The ability to walk away is a powerful component of a strong negotiating position. One tool Congress could provide to Medicare and Medicaid is to allow them to establish a “curated” formulary, a tool that private insurers use to exclude a drug from coverage if the manufacturer does not offer a price commensurate with the drug’s benefits and risks.

It could also scrap the formula Medicare uses to pay for physician-administered drugs. Medicare pays the physician an add-on fee equal to 6 percent of the average sales price of the drug in the private market. The formula encourages physicians to administer the highest-priced drug and removes the incentive for manufacturers to compete based on value. One alternative is to migrate Part B drug coverage, which deals with physician-administered drugs, to Part D and Medicare Advantage plans; unlike traditional Medicare, these plans aggressively negotiate drug prices to deliver the best value for enrollees.

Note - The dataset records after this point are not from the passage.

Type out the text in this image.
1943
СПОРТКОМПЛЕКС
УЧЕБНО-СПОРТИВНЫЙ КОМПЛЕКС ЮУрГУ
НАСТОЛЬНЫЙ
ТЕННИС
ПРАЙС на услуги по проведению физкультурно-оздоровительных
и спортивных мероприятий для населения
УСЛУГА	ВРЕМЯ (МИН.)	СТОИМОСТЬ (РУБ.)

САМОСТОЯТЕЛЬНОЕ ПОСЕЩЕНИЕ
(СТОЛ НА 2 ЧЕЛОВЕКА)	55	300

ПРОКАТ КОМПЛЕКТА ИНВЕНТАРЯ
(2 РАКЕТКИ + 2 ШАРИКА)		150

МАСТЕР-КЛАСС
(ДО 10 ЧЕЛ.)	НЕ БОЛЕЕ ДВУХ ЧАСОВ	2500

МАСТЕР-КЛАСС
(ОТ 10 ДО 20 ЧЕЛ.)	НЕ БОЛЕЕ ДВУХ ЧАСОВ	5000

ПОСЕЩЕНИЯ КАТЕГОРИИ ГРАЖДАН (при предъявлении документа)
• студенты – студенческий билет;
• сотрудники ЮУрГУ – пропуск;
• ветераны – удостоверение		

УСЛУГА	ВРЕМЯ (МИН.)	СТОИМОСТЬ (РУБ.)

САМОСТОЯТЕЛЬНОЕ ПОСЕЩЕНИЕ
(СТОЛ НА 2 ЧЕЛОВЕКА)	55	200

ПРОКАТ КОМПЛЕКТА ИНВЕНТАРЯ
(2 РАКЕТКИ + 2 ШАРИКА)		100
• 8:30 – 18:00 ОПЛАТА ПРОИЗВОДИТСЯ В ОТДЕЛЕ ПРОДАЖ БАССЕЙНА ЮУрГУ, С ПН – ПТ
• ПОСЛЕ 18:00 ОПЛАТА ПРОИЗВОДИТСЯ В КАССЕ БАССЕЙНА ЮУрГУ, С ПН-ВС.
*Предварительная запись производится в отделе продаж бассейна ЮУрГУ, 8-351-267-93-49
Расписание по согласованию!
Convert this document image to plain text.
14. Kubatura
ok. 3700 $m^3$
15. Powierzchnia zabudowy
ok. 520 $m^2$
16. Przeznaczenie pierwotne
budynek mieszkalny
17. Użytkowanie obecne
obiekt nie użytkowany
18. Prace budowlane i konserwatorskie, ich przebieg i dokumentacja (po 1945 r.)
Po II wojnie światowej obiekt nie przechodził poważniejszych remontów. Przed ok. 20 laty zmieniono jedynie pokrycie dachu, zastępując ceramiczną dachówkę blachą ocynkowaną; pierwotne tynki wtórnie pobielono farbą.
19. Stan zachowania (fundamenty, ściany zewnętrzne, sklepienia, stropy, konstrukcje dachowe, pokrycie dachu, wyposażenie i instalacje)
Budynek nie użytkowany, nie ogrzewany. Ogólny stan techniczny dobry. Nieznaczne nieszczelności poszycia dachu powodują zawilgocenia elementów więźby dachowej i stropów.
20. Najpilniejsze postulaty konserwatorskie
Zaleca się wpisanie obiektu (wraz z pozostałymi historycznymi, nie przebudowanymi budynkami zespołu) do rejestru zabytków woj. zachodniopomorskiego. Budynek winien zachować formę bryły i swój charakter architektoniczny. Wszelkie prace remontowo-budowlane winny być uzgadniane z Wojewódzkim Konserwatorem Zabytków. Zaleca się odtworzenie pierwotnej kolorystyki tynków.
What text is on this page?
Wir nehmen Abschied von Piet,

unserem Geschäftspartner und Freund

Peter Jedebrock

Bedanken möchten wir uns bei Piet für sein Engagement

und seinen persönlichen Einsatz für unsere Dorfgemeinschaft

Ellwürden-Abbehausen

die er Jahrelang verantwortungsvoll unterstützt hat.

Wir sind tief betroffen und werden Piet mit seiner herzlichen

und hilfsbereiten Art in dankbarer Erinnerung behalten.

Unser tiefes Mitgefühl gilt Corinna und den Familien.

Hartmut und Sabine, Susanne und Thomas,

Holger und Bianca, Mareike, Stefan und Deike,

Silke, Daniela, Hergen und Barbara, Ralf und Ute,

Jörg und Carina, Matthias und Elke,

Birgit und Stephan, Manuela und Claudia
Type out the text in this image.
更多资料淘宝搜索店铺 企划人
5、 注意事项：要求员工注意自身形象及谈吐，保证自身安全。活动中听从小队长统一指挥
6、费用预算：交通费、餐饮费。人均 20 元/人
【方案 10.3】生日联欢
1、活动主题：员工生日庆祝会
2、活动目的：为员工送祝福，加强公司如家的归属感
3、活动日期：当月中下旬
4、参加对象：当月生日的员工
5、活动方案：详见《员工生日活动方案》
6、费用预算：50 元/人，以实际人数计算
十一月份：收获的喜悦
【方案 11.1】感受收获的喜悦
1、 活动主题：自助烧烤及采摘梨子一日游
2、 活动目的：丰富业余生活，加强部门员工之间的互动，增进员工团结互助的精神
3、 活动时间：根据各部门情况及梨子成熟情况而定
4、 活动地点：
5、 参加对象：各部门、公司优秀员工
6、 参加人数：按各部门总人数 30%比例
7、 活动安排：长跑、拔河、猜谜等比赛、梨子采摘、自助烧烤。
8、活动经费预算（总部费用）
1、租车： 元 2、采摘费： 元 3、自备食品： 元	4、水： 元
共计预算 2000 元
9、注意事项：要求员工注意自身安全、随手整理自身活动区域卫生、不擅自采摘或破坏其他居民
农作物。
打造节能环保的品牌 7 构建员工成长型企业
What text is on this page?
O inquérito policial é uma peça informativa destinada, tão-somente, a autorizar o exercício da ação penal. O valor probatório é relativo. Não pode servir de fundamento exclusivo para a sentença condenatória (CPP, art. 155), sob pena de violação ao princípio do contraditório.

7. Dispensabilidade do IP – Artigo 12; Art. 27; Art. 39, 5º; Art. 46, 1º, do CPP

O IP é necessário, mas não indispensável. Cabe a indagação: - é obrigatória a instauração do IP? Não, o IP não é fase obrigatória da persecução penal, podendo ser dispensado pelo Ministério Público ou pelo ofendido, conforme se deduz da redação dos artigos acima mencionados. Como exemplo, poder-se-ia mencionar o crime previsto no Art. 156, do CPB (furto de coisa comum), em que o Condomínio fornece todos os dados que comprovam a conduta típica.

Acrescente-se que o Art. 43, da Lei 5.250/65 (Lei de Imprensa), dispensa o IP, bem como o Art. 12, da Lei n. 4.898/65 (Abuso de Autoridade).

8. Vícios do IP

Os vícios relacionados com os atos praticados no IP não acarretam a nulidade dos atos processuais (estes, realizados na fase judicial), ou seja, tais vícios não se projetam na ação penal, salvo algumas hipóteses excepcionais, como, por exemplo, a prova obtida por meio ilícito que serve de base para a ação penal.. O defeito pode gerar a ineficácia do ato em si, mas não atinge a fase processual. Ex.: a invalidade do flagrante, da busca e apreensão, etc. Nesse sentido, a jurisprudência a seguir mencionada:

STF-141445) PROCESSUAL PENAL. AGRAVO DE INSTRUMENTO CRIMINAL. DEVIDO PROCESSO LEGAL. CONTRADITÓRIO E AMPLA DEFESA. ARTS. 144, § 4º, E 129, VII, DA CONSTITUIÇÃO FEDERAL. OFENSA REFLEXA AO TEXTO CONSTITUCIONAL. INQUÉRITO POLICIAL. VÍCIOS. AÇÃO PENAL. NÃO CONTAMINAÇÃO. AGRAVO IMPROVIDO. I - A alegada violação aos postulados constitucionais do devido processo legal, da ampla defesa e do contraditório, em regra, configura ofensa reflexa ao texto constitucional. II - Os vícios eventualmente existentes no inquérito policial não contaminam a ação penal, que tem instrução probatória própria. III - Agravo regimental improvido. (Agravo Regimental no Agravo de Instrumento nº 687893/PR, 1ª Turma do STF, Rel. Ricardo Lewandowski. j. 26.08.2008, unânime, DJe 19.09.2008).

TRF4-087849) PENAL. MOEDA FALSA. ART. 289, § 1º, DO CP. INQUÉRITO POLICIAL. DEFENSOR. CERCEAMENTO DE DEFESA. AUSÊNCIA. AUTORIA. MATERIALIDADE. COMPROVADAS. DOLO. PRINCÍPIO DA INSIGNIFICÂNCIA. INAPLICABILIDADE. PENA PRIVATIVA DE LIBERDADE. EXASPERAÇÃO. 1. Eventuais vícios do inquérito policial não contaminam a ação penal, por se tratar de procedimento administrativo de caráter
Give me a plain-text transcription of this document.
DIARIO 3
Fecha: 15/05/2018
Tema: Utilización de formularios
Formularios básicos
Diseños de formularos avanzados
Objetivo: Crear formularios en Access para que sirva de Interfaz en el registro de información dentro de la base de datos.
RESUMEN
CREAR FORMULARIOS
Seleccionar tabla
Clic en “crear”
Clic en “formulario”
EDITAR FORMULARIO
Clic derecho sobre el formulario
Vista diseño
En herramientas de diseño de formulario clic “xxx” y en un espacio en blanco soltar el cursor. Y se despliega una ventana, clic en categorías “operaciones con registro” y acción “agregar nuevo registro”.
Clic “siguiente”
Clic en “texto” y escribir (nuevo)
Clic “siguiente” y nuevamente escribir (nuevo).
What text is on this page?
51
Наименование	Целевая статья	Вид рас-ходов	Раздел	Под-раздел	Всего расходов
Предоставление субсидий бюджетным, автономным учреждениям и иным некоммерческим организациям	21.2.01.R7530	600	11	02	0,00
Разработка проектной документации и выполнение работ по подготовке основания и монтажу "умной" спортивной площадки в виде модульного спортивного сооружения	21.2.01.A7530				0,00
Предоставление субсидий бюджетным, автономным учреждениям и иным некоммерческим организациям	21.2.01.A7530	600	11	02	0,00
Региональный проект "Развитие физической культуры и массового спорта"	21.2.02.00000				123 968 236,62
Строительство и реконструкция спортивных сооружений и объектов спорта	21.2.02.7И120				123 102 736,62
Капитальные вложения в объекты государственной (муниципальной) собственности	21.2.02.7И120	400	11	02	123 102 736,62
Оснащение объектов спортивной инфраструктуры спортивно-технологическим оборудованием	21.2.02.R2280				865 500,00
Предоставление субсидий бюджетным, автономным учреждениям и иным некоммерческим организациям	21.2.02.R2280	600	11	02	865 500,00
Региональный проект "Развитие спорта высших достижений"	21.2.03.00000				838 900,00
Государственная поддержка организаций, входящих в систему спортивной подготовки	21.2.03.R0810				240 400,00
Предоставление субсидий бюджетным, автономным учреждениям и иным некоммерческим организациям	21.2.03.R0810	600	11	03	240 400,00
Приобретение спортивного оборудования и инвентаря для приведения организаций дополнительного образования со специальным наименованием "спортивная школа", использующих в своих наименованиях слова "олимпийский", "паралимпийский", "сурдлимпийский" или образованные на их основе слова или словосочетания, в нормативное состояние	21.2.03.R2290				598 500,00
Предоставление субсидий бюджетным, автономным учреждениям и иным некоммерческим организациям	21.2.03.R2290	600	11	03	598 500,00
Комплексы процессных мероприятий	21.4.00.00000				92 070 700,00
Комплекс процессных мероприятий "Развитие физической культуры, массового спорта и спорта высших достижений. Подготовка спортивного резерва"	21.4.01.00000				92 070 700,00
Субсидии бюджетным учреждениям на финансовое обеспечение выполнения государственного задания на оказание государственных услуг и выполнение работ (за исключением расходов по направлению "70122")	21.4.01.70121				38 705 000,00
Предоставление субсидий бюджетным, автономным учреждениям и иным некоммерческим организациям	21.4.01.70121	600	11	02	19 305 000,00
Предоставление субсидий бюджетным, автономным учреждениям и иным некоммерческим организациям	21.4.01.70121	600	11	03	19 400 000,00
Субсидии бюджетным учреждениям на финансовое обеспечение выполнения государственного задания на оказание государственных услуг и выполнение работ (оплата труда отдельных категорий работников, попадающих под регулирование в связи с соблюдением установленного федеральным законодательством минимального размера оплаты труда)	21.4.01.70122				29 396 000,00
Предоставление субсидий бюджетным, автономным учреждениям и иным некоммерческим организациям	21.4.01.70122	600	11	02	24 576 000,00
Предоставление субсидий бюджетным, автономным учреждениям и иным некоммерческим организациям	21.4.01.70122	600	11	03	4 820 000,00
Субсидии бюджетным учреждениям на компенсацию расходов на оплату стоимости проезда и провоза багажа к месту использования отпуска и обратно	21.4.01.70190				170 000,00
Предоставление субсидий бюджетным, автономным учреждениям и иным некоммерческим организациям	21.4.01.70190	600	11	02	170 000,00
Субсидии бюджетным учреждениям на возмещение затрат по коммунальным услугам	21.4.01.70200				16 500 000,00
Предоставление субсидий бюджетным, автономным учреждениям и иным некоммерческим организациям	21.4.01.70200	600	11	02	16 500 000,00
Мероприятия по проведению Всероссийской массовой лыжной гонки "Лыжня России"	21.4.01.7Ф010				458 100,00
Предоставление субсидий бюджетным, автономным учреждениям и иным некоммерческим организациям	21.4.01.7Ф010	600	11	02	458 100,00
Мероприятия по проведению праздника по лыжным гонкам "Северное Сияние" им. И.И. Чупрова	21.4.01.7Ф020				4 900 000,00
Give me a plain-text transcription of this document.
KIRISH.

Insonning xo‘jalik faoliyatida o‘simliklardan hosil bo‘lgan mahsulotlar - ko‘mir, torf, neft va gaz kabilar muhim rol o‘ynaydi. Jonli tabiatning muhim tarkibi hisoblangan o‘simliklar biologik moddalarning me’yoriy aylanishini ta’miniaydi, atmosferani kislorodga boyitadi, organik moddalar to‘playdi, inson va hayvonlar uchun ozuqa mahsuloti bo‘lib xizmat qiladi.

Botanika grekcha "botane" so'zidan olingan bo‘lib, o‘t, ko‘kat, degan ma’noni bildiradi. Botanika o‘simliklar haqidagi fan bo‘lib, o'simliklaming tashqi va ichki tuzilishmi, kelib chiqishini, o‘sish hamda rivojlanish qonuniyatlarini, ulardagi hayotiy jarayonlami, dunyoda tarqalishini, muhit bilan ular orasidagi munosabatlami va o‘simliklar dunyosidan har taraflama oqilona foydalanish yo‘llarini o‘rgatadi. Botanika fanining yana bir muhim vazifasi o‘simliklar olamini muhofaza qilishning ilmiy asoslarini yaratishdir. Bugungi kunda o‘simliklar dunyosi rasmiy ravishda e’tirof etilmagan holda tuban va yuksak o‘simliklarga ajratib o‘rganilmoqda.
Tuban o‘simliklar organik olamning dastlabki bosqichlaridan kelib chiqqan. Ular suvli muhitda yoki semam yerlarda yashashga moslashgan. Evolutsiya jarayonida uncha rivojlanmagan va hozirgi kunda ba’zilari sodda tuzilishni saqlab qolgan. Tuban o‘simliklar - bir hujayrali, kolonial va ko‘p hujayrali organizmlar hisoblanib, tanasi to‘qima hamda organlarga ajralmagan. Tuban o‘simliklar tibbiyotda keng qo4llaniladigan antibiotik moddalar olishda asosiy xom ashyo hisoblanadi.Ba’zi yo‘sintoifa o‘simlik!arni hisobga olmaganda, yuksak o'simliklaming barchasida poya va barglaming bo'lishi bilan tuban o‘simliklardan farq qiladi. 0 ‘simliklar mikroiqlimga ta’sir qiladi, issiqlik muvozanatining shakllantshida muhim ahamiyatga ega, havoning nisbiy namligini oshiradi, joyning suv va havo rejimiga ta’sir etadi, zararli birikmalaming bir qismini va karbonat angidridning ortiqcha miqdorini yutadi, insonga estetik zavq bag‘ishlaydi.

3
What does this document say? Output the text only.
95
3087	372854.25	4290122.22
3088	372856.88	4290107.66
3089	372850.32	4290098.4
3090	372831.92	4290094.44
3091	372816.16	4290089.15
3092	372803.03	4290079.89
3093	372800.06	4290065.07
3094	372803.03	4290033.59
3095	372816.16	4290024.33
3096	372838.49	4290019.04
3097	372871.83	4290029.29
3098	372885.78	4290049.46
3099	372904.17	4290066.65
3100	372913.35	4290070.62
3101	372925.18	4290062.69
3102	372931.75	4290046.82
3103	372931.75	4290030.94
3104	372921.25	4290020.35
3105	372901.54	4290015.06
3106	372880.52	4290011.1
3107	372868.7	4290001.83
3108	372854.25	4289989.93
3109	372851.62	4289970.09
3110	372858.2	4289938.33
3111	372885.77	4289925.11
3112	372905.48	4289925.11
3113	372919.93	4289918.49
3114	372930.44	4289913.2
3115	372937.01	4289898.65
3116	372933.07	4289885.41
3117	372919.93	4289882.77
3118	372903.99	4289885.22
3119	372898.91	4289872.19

These proposed reforms are not designed to restrict patients’ access to drugs that provide medical and psychosocial benefits. They are, however, designed to give the government the tools it needs to restrain outrageous prices for drugs with uncertain benefits for patients’ lives.

Advancement in the treatment of Alzheimer’s disease is sorely needed, but Medicare and Medicaid should not be leveraged to cover exorbitant costs for drugs that provide dubious benefit and carry serious health and financial risks that will further balloon costs.

Gregg Girvan is a resident fellow for the Foundation for Research on Equal Opportunity.

Grant Rigney is a visiting fellow at the Foundation for Research on Equal Opportunity and a medical student at Harvard Medical School.